One of the goals of RA treatment is structural remission. In this study, joint destruction at 12 months from the start of denosumab treatment was significantly reduced. In particular, the EN score was extremely suppressed. In one study on Japanese RA patients on DAS28-CRP 3.63 and MTX use, the change in EN score from baseline to 12 months was 0.27 [13]. MRI showed that hand erosion was lower in RA patients on denosumab 60 mg SC treatment compared with placebo [23]. In this study, differences in disease activity at before 12 months and at baseline may have led to this result. In RA patients with positive rheumatoid factor, disease activity causes joint destruction [24]. However, considering the reduction rate, we think that denosumab was involved in the suppression of bone erosion. In fact, the structural remission rate increased to 8.5%. Moreover, in mTSS and EN scores, the rates of patients with joint destruction progress at 12 months from the baseline were 10.0 and 5.7%, respectively. The DAS28-ESR of the patients with and without structural remission was 2.80 and 2.85, respectively. Denosumab had no influence on improvement of disease activity as DAS28-CRP, DAS28-ESR and SDAI in this study. These results were similar to those of previous reports [12, 13]. Our results suggest that add-on denosumab treatment might suppress progressive joint destruction in patients with RA.
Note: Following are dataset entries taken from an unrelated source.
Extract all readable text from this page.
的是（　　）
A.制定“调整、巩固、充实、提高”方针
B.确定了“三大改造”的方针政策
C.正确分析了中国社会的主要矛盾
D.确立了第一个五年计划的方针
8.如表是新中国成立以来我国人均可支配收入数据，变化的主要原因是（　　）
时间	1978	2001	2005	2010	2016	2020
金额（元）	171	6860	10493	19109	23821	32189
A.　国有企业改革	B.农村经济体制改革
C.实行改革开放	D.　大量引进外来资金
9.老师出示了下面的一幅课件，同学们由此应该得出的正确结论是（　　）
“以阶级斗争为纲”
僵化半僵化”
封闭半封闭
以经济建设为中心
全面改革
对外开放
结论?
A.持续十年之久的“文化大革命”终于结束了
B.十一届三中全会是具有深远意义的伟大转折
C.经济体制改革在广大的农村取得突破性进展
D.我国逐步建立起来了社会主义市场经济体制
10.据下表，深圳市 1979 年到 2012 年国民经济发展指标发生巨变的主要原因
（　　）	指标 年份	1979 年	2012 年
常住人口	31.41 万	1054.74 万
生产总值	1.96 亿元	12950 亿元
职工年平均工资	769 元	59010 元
In conclusion, our study demonstrated that denosumab increased the BMDs of the lumbar spine, total hip, femoral neck and hand, and suppressed joint destruction of Japanese patients with RA. The existing RA treatment combining modality therapy with denosumab might be effective for osteoporosis and joint destruction in patients with RA in whom disease activity can be controlled like those in this study, especially.

Limitations

This study had some limitations. This study had a small sample size; thus, the results would likely change if the case number was higher. Because this study did not have a control group, we could not clarify the relationship between RA and BMD in the general population. Moreover, the results of this study are undeniably the impact of RA treatment. In the future, a prospective study of the same patient backgrounds such as age and RA treatment would be necessary to conclude in regard to the effect of denosumab.